More tests were done with different power levels of the 600ex-rt and results as follows:

1/1 6300K
1/2 6500K
1/4 6600K
1/8 6600K


----------



## Jim Saunders (Sep 25, 2013)

Weird. I'll try mine, hang on a few minutes.

Jim


----------



## tpatana (Sep 25, 2013)

300 is easily noticeable when you compare side-by-side, but not so much if you just pick random photo and it's off that much. Also depends plenty on the photo.


----------



## Drizzt321 (Sep 25, 2013)

Probably has to do with the differences in power from partial to full. Contact Canon and see if this is a normal deviation from spec, or if there's maybe a faulty capacitor or something that's causing it to not give quite enough power at full power to the flash tube.


----------



## Jim Saunders (Sep 25, 2013)

I shot my WhiBal card and got 5850, 5900 and 6100; That was each light on well-charged AAs and the same setup. 6300 seems a little high but as long as it is consistent then I don't think it is worth much trouble.

Jim


----------



## PhotoCat (Sep 25, 2013)

Jim Saunders said:


> I shot my WhiBal card and got 5850, 5900 and 6100; That was each light on well-charged AAs and the same setup. 6300 seems a little high but as long as it is consistent then I don't think it is worth much trouble.
> 
> Jim



Thanks Jim for helping out. I am guessing your 3 numbers are for power 1/1, 1/2 and 1/4 respectively.
The change in color temp is 250K from 1/1 to 1/4. Mine is 300K. 
Looks a little better than mine I guess. This tells me 600ex-rt's color temp does vary considerably with power level.
Also the absolute color temperature value does have manufacturing variations 
as much as a few hundred k's.

Just tried my old 580exii again just to compare:

1/1 6200
1/2 6300
1/4 6300
1/8 6300

Color temp on 580exii seems a lot tighter with respect to power.

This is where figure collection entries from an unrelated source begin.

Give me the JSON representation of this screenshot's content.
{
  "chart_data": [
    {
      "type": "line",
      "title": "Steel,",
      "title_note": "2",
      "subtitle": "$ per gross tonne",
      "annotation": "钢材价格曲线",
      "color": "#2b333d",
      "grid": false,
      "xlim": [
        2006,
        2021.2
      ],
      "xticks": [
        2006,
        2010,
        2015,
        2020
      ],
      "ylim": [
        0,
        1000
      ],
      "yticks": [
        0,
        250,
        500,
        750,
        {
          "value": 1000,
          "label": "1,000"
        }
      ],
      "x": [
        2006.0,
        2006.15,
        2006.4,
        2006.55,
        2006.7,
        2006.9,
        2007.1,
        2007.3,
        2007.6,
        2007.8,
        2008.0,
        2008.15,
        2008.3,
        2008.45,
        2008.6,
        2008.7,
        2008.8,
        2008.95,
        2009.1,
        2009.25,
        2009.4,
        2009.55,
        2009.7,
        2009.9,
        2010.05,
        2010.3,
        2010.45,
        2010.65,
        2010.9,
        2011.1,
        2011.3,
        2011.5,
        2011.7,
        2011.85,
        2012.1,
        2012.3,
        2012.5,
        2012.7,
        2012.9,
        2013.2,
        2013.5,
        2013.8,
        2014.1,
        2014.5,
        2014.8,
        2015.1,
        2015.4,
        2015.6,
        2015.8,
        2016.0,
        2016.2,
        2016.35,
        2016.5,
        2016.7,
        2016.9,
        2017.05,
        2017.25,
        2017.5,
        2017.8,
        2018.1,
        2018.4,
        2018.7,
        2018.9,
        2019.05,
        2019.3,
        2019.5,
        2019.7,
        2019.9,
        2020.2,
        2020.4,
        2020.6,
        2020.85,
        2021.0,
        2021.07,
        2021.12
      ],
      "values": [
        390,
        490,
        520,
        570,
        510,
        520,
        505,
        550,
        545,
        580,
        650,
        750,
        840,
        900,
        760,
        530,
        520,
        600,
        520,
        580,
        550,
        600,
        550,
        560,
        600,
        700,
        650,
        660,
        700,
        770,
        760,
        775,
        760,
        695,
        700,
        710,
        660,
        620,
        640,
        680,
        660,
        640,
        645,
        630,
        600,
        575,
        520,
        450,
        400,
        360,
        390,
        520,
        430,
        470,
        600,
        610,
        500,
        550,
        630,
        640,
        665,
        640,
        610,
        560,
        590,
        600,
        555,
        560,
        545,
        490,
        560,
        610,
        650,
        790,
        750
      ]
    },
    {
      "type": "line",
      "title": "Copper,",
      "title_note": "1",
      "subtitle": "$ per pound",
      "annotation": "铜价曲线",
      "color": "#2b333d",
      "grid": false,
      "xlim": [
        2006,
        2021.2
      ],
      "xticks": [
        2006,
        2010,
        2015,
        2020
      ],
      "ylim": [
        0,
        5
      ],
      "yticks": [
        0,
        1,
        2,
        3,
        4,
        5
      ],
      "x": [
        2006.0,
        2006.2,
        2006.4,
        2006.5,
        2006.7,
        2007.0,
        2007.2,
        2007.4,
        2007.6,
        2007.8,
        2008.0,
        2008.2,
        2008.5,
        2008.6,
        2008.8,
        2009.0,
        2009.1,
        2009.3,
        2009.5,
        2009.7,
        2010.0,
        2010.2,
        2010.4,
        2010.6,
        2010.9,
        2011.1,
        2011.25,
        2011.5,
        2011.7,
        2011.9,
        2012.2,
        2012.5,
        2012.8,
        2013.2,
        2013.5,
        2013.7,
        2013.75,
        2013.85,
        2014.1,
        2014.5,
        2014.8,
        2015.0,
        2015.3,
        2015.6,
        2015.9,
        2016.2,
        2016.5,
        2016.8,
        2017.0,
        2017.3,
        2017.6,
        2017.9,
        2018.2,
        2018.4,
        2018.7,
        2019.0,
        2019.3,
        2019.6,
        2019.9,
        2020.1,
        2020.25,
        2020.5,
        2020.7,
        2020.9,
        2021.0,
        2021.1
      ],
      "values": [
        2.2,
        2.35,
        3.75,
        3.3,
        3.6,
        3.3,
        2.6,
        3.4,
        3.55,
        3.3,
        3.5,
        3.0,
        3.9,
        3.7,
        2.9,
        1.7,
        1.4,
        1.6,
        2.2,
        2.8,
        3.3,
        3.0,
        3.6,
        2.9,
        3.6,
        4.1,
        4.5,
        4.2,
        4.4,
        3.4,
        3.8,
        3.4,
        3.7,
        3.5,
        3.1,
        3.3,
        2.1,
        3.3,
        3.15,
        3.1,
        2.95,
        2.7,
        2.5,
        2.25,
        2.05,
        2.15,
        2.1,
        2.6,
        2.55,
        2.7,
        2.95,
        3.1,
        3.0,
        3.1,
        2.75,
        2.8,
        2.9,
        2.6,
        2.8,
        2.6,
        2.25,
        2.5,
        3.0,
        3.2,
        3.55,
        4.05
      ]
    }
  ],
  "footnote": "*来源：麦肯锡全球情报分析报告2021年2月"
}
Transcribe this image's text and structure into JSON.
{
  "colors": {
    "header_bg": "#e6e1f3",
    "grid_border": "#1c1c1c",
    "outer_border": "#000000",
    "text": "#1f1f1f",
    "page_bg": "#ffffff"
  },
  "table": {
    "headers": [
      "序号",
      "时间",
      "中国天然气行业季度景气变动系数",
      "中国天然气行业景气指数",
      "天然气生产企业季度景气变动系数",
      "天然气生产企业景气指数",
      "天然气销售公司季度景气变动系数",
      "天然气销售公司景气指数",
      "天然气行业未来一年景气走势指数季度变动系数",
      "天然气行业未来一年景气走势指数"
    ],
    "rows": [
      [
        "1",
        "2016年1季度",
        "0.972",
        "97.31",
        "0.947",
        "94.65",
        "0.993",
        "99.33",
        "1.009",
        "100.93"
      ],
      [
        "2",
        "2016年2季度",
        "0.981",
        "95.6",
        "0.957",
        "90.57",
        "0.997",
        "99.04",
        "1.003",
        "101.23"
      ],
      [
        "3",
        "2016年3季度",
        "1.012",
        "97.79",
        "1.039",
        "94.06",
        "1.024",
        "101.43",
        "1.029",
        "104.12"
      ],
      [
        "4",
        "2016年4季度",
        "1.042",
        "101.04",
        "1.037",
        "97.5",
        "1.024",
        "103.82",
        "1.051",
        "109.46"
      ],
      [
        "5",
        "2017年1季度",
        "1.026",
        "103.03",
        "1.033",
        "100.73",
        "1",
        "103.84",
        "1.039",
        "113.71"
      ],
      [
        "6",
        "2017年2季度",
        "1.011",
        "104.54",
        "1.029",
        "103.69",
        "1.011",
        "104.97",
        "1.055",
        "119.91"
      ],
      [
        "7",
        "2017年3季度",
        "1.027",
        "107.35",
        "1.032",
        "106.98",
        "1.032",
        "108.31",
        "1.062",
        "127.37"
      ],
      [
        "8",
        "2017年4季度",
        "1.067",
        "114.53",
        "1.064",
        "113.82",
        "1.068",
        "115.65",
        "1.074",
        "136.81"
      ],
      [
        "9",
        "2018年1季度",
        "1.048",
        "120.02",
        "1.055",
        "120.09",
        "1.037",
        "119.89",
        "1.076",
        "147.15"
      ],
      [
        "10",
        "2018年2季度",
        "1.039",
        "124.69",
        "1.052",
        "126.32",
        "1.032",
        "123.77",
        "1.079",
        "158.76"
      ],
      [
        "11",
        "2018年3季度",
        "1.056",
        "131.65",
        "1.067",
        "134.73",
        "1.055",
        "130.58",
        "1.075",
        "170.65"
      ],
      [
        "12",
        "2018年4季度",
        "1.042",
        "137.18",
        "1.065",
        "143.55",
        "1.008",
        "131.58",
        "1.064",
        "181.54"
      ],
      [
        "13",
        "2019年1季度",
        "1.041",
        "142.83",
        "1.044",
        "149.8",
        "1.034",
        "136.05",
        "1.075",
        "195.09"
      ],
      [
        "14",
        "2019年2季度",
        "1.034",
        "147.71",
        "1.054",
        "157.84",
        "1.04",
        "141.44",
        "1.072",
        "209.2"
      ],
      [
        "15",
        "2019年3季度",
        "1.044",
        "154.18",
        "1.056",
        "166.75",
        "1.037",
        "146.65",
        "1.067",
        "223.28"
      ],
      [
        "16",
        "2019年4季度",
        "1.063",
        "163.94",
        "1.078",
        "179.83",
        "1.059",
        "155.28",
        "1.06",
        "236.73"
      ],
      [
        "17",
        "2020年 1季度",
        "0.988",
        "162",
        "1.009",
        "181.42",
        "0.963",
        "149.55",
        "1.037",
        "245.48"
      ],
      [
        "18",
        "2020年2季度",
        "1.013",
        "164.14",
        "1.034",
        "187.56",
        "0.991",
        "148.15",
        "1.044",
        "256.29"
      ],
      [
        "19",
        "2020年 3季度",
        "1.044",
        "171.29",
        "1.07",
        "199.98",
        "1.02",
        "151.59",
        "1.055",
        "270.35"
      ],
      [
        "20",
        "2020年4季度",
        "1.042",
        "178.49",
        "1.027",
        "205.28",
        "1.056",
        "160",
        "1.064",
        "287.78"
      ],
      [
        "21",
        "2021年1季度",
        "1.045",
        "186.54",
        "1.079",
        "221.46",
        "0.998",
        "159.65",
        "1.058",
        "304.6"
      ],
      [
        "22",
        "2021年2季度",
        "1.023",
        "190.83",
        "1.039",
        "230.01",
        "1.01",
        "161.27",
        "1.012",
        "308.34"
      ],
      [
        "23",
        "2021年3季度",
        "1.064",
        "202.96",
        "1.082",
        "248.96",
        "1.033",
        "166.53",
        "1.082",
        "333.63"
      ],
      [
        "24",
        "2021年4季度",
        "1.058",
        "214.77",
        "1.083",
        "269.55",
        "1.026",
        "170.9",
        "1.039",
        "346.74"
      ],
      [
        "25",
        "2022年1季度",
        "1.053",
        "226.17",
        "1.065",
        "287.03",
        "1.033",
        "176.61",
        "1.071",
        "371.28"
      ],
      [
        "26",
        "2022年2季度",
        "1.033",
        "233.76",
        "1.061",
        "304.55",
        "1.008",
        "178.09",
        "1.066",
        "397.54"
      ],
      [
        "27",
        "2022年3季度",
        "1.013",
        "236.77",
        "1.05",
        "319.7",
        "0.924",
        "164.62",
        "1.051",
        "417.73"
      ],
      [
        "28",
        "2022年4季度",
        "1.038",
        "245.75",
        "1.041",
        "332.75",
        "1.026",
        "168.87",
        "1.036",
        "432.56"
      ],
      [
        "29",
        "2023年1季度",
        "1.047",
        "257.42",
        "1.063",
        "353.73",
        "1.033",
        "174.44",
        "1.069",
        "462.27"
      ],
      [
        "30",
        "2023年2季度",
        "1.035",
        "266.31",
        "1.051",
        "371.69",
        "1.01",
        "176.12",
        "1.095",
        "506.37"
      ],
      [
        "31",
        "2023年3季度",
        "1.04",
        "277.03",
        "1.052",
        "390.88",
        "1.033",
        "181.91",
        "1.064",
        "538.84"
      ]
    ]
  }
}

Thanks to all who had replied!


----------



## Jim Saunders (Sep 25, 2013)

Those numbers are for each of my three lights fired in ETTL at a piece of paper on the wall, with white balance drawn from the white panel on my WhiBal card using the tool in LR5; I should have specified. If you want I can try each of them at different power settings.

Jim


----------



## PhotoCat (Sep 25, 2013)

Jim Saunders said:


> Those numbers are for each of my three lights fired in ETTL at a piece of paper on the wall, with white balance drawn from the white panel on my WhiBal card using the tool in LR5; I should have specified. If you want I can try each of them at different power settings.
> 
> Jim



oic... thanks Jim for all the help! I think I have a bigger problem than that now... 
My 600 is vy voltage sensitive with regard to recycling time. 
Freshly charged Eneloop AA batteries give a recycling time of 2.4S when an eneloop
charged just 2 days ago gives > 3.2S! I think this is unacceptable and I am going to exchange my 600ex-rt.
Probably the color temp thing is related.

Thanks all for helping out! John


----------